Na verdade é muito triste isso que eu fiz. A gente ter de mostrar as queimadas, usar as cinzas… Aqui são milhões de seres vivos, de quatro biomas diferentes. Porque não queimam só árvores, a gente encontrou vértebra de animais, queimam ninhos de pássaros, tudo vira pó. Temos de usar provas de crimes ambientais para fazer esse protesto. O que eu desejaria é que não precisasse fazer. Mas infelizmente as cinzas da floresta, o rejeito da mineração, e outros pigmentos de desastres que talvez seja no Brasil, hoje, a matéria prima mais abundante. E não acho que vai parar tão cedo, porque a gente ainda vive esse país que não entendeu que sem floresta de pé a gente não vai ter água e sem água você não tem nem agronegócio, não tem vida, não tem nada. A gente sente os efeitos da mudança climática. Aí tem uma geada, perde-se toda a plantação, com seca, então a gente vive um desequilíbrio ambiental. E, por isso, tem uns elementos aqui (aponta para o mural) que eu queria falar que eu fiz a releitura. No lugar do lavrador de café, entra o brigadista da floresta, a enxada vira o abafador, uma ferramenta importante de combate ao fogo. Onde tinha o trem de Portinari, entram os caminhões levando toras da Amazônia. A árvore decepada ganha um contorno do mapa do Brasil com uma torneira, evidenciando que o desmatamento traz essa crise hídrica que a gente vive hoje. O megafone é um símbolo de voz, e ela está largada, a galera não está protestando contra esse desmonte ambiental que a gente tem. Vivemos agora a COP 26, maior conferência do clima, e vejo a gente muito isolado de tudo isso. O Pantanal está representado pelo jacaré na seca. O grilo é um símbolo de desequilíbrio ambiental, quando ele vem em enxames, e ao mesmo tempo simboliza a grilagem. E a ampulheta é que o nosso tempo está acabando. Esses elementos colocados nessa releitura espero que gerem muitas reflexões. E o mais interessante é que essa obra mesmo uma semana após ser concluída já está entrando nas escolas. Professores estão levando esse tema para sala de aula, falando de Portinari, dos desafios do nosso tempo, crise hídrica e ‘artevismo’.

E pensando em modernismo e no centenário da Semana de Arte Moderna, tem algum outro projeto de releitura dos modernistas que você possa adiantar?
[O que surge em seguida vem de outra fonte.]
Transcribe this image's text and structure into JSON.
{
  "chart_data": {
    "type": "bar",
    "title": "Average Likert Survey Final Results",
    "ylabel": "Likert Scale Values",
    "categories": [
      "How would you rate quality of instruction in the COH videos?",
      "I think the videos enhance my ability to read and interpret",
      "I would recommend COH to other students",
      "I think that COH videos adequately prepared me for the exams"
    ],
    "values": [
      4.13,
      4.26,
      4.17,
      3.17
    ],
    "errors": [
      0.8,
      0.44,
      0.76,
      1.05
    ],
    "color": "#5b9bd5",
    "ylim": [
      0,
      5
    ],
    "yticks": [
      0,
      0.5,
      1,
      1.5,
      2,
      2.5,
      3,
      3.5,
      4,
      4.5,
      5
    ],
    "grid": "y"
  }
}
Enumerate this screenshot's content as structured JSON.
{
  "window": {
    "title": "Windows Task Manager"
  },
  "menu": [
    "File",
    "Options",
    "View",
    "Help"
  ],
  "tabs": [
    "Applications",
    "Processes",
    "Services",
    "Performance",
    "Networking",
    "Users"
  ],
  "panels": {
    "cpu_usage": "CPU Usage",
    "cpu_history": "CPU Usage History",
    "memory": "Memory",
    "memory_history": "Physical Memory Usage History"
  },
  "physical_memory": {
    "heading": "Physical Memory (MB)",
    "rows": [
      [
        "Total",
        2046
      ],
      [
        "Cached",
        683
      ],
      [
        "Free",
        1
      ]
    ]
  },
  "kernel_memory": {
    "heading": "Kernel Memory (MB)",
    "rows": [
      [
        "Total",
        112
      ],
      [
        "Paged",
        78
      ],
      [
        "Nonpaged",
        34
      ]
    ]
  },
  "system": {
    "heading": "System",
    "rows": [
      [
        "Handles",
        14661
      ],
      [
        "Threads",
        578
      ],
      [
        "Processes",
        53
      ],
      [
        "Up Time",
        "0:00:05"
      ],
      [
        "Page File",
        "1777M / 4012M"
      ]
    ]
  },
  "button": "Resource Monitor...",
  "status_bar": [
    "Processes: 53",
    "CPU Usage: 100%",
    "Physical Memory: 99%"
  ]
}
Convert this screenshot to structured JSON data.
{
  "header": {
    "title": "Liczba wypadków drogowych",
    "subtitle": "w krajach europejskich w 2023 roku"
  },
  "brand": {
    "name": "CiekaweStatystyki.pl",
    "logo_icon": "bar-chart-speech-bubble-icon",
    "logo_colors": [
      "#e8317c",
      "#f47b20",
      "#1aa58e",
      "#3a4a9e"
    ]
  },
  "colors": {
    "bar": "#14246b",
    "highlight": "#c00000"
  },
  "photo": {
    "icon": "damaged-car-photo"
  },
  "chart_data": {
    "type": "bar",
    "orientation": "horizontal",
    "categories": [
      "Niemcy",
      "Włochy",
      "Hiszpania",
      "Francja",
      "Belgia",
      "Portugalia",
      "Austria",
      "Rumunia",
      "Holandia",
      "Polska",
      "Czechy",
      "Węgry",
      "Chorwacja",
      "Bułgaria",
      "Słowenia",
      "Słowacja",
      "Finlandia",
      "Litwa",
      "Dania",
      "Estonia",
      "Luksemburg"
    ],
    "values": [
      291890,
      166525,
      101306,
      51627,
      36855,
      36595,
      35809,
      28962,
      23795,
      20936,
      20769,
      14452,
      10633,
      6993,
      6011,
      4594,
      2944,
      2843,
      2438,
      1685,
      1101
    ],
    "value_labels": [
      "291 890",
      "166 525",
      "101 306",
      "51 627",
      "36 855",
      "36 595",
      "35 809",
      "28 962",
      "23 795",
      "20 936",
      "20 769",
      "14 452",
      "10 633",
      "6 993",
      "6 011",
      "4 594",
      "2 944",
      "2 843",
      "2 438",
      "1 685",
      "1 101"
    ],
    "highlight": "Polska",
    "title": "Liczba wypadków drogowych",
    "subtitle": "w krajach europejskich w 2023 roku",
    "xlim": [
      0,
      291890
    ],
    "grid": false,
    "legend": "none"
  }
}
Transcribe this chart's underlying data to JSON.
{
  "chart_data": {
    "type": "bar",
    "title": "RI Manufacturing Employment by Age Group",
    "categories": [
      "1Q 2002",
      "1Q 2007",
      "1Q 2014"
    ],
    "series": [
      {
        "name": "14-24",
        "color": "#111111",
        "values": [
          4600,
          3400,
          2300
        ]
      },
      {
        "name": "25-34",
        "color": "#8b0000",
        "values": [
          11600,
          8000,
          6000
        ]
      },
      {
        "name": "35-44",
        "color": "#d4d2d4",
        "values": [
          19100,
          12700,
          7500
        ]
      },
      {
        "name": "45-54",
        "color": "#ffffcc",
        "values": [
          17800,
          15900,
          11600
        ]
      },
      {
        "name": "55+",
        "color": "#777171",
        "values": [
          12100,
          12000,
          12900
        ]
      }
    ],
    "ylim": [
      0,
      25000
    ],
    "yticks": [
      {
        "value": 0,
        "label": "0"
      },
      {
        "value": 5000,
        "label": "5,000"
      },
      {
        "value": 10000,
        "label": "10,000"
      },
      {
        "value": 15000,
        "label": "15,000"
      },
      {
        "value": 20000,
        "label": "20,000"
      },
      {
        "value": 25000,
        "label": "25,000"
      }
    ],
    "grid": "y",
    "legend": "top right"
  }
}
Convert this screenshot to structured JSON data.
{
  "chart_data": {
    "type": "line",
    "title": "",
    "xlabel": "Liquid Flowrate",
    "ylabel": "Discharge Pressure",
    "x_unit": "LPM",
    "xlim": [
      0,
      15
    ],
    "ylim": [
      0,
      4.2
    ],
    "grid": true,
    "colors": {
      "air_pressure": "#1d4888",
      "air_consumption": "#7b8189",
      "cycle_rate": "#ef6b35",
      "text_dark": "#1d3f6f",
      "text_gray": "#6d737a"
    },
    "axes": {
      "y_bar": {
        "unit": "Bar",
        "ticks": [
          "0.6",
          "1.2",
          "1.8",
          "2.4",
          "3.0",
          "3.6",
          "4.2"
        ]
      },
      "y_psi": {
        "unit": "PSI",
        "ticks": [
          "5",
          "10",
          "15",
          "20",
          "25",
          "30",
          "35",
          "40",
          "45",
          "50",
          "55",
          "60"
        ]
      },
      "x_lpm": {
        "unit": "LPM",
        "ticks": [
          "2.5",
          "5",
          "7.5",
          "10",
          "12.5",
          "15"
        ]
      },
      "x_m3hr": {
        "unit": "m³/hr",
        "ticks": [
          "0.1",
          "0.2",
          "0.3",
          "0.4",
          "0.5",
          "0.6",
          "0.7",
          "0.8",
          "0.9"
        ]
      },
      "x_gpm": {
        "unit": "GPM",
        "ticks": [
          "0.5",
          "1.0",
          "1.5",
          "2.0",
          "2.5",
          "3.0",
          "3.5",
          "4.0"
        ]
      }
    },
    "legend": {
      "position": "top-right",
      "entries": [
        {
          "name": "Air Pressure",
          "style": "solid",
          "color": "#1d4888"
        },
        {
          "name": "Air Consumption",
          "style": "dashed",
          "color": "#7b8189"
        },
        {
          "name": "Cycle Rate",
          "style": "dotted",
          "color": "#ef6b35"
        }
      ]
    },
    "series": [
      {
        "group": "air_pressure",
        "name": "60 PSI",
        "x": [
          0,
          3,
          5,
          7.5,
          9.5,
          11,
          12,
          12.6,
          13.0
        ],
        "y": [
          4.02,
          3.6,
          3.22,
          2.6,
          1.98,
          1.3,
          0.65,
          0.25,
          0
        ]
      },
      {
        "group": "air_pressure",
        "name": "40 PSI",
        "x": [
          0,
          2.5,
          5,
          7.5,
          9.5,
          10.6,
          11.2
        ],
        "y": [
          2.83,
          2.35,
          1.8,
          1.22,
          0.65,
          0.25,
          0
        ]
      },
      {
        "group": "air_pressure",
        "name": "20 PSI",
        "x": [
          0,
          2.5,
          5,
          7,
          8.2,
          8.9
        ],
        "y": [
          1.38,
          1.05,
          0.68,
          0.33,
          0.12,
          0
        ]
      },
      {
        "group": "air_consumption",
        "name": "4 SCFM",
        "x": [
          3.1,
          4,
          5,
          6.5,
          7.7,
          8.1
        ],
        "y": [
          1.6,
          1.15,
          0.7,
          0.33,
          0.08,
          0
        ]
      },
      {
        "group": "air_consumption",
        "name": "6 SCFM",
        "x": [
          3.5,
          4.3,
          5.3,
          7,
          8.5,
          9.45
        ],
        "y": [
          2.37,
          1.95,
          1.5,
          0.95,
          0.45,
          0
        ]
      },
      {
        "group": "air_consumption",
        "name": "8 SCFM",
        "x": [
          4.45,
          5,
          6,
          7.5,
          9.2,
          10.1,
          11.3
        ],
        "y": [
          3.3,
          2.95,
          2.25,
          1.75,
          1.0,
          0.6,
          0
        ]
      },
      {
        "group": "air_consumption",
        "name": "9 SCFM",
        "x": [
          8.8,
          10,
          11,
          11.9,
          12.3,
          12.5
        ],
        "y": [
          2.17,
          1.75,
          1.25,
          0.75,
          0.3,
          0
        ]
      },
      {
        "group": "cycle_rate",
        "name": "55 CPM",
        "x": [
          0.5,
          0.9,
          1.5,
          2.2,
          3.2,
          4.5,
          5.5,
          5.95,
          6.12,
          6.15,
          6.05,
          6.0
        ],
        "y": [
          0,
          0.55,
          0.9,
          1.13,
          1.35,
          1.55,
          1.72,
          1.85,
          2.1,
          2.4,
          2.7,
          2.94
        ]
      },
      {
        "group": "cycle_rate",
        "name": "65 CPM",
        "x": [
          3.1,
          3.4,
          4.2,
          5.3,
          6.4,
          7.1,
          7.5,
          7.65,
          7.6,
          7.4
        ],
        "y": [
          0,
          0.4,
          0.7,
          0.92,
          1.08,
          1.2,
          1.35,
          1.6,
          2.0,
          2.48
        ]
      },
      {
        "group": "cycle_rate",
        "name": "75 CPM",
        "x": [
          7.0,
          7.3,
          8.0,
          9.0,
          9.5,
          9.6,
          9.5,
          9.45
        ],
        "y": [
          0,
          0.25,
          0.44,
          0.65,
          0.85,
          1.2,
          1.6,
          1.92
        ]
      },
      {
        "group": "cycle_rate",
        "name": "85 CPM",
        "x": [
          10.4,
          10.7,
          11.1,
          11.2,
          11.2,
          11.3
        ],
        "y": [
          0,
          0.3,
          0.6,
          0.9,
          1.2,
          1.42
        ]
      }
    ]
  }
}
Acredito que essa data do centenário é muito importante. E ver em cem anos no que se transformou, não só o universo das artes, que teve essa diversidade toda, mas o nosso país, o nosso mundo. Tem essas datas redondinhas, mas acredito que é uma constante transformação. Mas o que posso dizer é que hoje faz mais sentido uma arte mais acessível para a população e não elitizada como a gente teve na Semana de 22. Uma arte mais diversa, inclusiva, acho que estes são os desafios. E também, assim como a Semana chocou a corrente da época, e trouxe visibilidade para temas e causas que não eram faladas, aquela visão eurocêntrica, da arte da Europa, do hemisfério norte, a gente trazer aqui para buscar essa identidade nacional. Ela está misturada com o que a gente é. O Brasil tem essa diversidade, tem a biodiversidade que talvez seja um dos fatores que tornam o país único, nessa obra em especial, consegui misturar e também provocar, que era o que a Semana queria fazer. Com certeza em 2022 estarei produzindo muito ‘artevismo’. Vem uma exposição bem visceral pela frente, exatamente na semana de 22, vou criar uma fazendo resíduos, dando alertas do nosso tempo e também outras ações que estamos planejando e que vou ficar feliz de contar depois para vocês.